We can now use what we know to break down $p_4(18)$.
$$ \begin{eqnarray*} p_4(18) &=& \sum\limits_{i=1}^3 \Big( p_i(14) + p_i(10) + p_i(6) + p_i(2) \Big) \\ \sum\limits_{i=1}^3 p_i(2) &=& 2 \\ \sum\limits_{i=1}^3 p_i(6) &=& p_1(6) + p_2(6) + p_3(6) = 1 + 3 + 3 = 7 \\ \sum\limits_{i=1}^3 p_i(10) &=& p_1(10) + p_2(10) + p_3(10) \\ &=& 1 + 5 + \sum\limits_{i=1}^2 \Big( p_i(7) + p_i(4) + p_i(1) \Big) = 6 + 4 + 3 + 1 = 14 \\ \sum\limits_{i=1}^3 p_i(14) &=& p_1(14) + p_2(14) + p_3(14) \\ &=& 1 + 7 + \sum\limits_{i=1}^2 \Big( p_2(11) + p_2(8) + p_2(5) + p_2(2) \Big) = 8 + 6 + 5 + 3 + 2 = 24 \\ p_4(18) &=& 24 + 14 + 7 + 2 = \boxed{47} \end{eqnarray*} $$
You can confirm my results here and read up more about partitions here.

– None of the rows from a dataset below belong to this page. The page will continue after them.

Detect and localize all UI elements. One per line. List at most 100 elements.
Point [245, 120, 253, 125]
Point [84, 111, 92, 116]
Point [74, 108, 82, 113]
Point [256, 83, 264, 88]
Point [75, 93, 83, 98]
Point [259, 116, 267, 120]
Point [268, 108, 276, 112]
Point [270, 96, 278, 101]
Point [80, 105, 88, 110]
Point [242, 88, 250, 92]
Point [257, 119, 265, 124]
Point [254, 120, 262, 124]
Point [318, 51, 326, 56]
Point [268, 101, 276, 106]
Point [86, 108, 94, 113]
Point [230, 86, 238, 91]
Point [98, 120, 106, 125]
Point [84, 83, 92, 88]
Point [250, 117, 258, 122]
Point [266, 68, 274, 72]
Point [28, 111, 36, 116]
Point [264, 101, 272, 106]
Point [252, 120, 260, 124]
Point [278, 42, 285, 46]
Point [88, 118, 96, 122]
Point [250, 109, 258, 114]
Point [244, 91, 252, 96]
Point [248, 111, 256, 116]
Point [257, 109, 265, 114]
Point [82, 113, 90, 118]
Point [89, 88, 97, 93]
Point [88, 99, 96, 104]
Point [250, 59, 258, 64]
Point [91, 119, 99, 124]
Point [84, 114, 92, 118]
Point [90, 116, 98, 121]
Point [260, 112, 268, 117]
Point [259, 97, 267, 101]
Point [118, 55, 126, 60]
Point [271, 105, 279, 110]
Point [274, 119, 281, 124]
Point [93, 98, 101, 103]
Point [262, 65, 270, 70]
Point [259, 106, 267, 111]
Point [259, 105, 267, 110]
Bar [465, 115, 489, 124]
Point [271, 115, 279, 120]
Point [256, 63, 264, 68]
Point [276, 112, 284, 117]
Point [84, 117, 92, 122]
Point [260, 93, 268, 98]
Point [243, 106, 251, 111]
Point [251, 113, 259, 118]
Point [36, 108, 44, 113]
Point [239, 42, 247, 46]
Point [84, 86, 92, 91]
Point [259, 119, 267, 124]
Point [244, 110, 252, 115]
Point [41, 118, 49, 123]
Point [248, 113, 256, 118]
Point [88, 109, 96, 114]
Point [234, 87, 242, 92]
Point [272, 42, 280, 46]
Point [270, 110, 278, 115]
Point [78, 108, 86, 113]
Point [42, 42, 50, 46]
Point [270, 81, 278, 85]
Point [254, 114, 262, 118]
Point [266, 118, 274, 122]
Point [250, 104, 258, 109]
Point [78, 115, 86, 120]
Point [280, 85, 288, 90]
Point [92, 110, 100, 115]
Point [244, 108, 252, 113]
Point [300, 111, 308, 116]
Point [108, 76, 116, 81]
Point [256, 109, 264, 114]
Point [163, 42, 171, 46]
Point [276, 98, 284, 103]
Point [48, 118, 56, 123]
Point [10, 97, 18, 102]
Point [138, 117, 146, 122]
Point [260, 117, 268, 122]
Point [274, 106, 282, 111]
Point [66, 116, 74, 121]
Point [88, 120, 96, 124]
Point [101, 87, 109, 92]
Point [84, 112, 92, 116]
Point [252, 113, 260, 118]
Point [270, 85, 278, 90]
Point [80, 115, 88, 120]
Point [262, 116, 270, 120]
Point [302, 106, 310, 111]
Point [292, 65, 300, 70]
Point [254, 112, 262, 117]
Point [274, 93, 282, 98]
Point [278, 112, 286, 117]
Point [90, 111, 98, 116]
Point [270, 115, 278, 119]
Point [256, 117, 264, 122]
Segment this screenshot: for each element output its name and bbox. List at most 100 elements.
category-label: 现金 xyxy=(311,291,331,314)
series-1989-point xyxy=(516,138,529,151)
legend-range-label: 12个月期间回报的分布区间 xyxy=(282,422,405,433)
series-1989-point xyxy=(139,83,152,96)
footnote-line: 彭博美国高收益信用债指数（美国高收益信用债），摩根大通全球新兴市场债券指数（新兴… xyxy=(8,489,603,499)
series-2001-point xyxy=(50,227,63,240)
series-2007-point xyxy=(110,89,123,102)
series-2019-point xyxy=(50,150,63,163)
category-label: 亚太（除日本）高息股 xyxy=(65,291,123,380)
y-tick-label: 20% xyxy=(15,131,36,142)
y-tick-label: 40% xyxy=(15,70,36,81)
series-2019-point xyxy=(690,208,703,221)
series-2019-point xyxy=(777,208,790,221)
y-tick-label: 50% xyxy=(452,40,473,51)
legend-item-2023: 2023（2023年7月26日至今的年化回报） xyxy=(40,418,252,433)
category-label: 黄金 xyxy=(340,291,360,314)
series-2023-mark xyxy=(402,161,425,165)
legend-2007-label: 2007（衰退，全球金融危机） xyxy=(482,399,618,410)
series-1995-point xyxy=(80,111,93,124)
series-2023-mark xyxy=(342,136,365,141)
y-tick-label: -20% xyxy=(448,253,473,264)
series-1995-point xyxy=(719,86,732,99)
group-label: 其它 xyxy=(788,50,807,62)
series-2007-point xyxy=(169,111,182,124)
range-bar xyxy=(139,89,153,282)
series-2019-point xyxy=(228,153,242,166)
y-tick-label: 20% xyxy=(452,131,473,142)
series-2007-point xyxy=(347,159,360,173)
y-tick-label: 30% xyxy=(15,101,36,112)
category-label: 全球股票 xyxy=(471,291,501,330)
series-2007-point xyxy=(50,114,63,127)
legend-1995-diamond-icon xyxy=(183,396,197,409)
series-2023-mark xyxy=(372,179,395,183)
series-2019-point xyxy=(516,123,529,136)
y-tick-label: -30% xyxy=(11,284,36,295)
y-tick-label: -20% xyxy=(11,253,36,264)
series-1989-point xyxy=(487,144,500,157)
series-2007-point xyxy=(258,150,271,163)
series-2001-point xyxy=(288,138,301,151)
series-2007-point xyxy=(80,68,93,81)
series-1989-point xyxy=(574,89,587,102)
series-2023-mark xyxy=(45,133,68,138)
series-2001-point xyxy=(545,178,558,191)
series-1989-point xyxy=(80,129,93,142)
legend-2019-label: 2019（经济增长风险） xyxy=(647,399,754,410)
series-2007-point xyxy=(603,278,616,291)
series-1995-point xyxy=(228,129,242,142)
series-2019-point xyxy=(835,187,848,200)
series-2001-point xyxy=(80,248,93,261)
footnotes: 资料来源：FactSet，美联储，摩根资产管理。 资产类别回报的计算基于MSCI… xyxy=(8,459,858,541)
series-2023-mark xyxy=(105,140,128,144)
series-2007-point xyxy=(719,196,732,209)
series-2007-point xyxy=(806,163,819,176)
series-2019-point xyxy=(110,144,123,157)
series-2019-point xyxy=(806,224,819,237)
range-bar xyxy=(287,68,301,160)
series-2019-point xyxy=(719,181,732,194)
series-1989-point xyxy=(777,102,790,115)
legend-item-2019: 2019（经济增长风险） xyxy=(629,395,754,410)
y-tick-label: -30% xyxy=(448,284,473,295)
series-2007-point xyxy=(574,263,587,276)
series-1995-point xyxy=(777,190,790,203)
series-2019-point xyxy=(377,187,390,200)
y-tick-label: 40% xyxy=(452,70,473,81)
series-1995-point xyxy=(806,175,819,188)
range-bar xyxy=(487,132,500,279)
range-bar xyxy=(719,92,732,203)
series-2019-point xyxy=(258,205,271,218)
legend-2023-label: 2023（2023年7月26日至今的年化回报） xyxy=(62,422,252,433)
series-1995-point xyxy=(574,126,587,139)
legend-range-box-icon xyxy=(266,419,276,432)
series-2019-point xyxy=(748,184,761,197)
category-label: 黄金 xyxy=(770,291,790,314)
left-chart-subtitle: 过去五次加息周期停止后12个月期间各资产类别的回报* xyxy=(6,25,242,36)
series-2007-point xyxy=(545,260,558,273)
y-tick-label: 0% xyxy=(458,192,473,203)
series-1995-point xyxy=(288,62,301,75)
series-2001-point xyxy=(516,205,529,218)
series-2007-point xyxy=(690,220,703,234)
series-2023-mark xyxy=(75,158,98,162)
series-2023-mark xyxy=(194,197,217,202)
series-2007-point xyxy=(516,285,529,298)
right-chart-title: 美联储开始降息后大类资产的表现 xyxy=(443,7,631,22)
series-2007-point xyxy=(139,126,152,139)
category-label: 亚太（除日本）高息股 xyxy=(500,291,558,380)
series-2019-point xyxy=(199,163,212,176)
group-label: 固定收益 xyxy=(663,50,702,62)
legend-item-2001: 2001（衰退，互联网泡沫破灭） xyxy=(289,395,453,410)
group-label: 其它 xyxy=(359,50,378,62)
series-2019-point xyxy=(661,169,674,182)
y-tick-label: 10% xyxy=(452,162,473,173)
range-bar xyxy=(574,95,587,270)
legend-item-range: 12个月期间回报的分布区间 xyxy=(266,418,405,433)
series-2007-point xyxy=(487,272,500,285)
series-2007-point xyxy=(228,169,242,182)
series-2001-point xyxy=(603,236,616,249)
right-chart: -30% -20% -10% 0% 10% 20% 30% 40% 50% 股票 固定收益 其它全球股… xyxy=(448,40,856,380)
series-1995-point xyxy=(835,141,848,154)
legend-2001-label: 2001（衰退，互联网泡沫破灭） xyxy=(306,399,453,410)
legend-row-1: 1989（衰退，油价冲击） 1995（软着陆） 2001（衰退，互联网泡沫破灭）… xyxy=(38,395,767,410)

I highly recommend reading through that wiki page, as well as writing a program to calculate these values for you if you have to do more than a couple of these.
EDIT: MJD just posted a very nice clean recursive function that is based off the exact same concept I demonstrated. Go use that if you can.